2012 HouSecCon, 10/11/2012 (in Houston)
HouSecCon is coming up – October 11th in Houston. The agenda is shaping up with a bunch of hot topics and well-known speakers. I’ll (Dan Kuykendall) be speaking on mobile security. At NT OBJECTives, we have been working on how to effectively test mobile service calls. Most of the mobile security focus is on device security. During this talk, we are going beyond device security and into mobile application hacking with several demos and hacking tools. Hope to see you there!
Top Security Threats and Attackers by Country
Web security firm Incapsula this week released the first of what it says will be a monthly report that breaks down the origin of Internet attacks by country. The first survey confirmed that the U.S. and China produce the highest volume of attacks on websites, but they don’t necessarily have the most hackers per capita operating from within their borders.
There are four main types of website attacks, according to Incapsula. Server takeovers by means of Remote File Inclusion, Local File Inclusion, Directory Traversal, and other methods are the most common, in part because they can be easily automated, the company said. Data theft by means of SQL injection and credentials theft through cross-site scripting (XSS) methods are the other main types of directly damaging attacks, while a fourth type, vulnerability scanning, is more akin to “casing” a website for future direct attacks.
Cybercrime-Fest Targets Mobile Devices
The lineup of depressing security stats in a recent report by the Government Accountability Office on mobile devices is growing,
- The number of variants of malicious software aimed has reportedly risen from about 14,000 to 40,000 in less than a year.
- New mobile vulnerabilities have been increasing, from 163 in 2010 to 315 in 2011, an increase of over 93%.
- An estimated half million to one million people had malware on the Android devices in the first half of 2011.
- Three out of 10 Android owners are likely to encounter a threat on their device each year as of 2011.
Attacks against mobile devices generally occur through four channels of activities.
- Software downloads
- Visiting malicious websites
- Direct attacks
- Physical attacks
iOS, Android Vulnerabilities Found at HP’s Mobile Pwn2Own Event
Both iOS and Android fall to hackers at this Pwn2own event in Amsterdam. HP awarded two sets of researchers with $30,000 for finding and demonstrating their attacks.

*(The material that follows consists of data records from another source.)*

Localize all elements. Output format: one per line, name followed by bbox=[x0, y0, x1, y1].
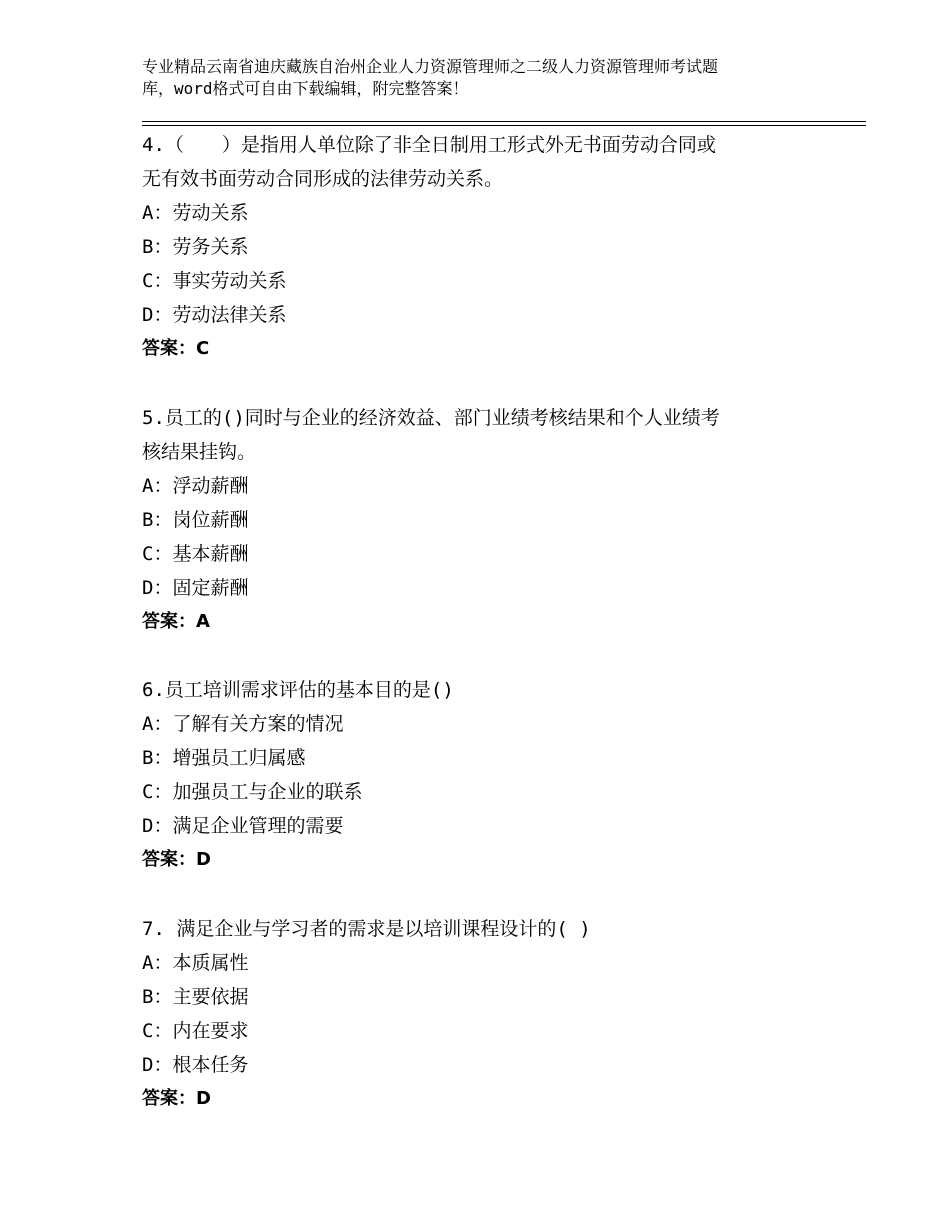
option-d: D：劳动法律关系 bbox=[142, 304, 287, 326]
header-line-2: 库，word格式可自由下载编辑，附完整答案！ bbox=[142, 79, 469, 98]
option-a: A：了解有关方案的情况 bbox=[142, 713, 344, 735]
question-stem: 无有效书面劳动合同形成的法律劳动关系。 bbox=[142, 168, 504, 190]
option-d: D：根本任务 bbox=[142, 1054, 249, 1076]
option-a: A：劳动关系 bbox=[142, 202, 249, 224]
answer: 答案：C bbox=[142, 338, 210, 359]
header-divider-bottom bbox=[142, 125, 866, 126]
option-b: B：劳务关系 bbox=[142, 236, 249, 258]
option-b: B：主要依据 bbox=[142, 986, 249, 1008]
document-header bbox=[142, 56, 862, 100]
header-divider-top bbox=[142, 121, 866, 122]
question-7 bbox=[142, 912, 842, 1116]
option-d: D：满足企业管理的需要 bbox=[142, 815, 344, 837]
option-b: B：增强员工归属感 bbox=[142, 747, 306, 769]
question-stem: 7. 满足企业与学习者的需求是以培训课程设计的( ) bbox=[142, 918, 591, 940]
option-b: B：岗位薪酬 bbox=[142, 509, 249, 531]
answer: 答案：D bbox=[142, 1088, 211, 1109]
question-5 bbox=[142, 401, 842, 639]
question-stem: 核结果挂钩。 bbox=[142, 441, 257, 463]
option-c: C：事实劳动关系 bbox=[142, 270, 287, 292]
answer: 答案：A bbox=[142, 611, 210, 632]
question-6 bbox=[142, 673, 842, 877]
answer: 答案：D bbox=[142, 849, 211, 870]
option-d: D：固定薪酬 bbox=[142, 577, 249, 599]
header-line-1: 专业精品云南省迪庆藏族自治州企业人力资源管理师之二级人力资源管理师考试题 bbox=[142, 57, 719, 76]
question-stem: 4.（ ）是指用人单位除了非全日制用工形式外无书面劳动合同或 bbox=[142, 134, 716, 156]
question-stem: 5.员工的()同时与企业的经济效益、部门业绩考核结果和个人业绩考 bbox=[142, 407, 720, 429]
option-c: C：内在要求 bbox=[142, 1020, 249, 1042]
option-a: A：浮动薪酬 bbox=[142, 475, 249, 497]
option-c: C：基本薪酬 bbox=[142, 543, 249, 565]
question-4 bbox=[142, 128, 842, 366]
option-a: A：本质属性 bbox=[142, 952, 249, 974]
question-stem: 6.员工培训需求评估的基本目的是() bbox=[142, 679, 454, 701]
option-c: C：加强员工与企业的联系 bbox=[142, 781, 363, 803]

The Android attack was built on the Near Field Communications attack demonstrated by Charlie Miller earlier this year at a Black Hat event.
The iOS attack exploited a previously unreported WebKit flaw on an iPhone 4S. WebKit is the underlying rendering engine used in Apple Safari on iOS / Mac OS, and Google for Chrome on Android.
Simple Cross Site Scripting Vector That Webkit XSS Auditor Ignores
Google Chrome has a lesser known feature called “XSSAuditor” that was added to help mitigate reflective XSS. It is similar to NoScript and IE built in XSS filter.
This post shows a trivial attack to circumvent this feature on Chrome version 4 and above as well as Safari 5.1.7
ViewState XSS: What’s the Deal?
Using ASP.Net to provide a detailed example of exploiting an unproperly protected ViewState with reflective XSS. Even hard coded values can be manipulated.
10 Common Mobile Security Problems to Address
Poor security practices of consumers and inadequate technical controls make mobile devices a target waiting to be attacked. The GAO report came up with a list of mobile vulnerabilities it says are common to all mobile platforms and it offered a number of possible fixes for the weaknesses.
Over Half of Companies Suffered a Web Application Security Breach in the Last 18 Months
Forrester Report published.
The results of “The Software Security Risk Report,” a commissioned study conducted by Forrester Consulting on behalf of Coverity were released this week. This study looked at application security and testing practices and found that security incidents are becoming more common and expensive. The results included several interesting findings:
- Most companies experienced at least one breach in the last 18 months and many companies lost hundreds of thousands, if not millions, of dollars.
- The majority of companies have not implemented secure development practices, “most often citing time-to-market pressures, funding and the lack of appropriate technologies suitable for use during development as their primary roadblocks.”
HoneyMap – Alpha
A real-time world map which visualizes attacks captured by honeypots of the Honeynet Project. Red markers on the map stand for attacks, yellow markers are sensors (honeypots).
This project is highly experimental and should be considered an ALPHA version. So far, current Chrome and Firefox browsers should work fine. Opera, Safari and Internet Explorer probably won’t work.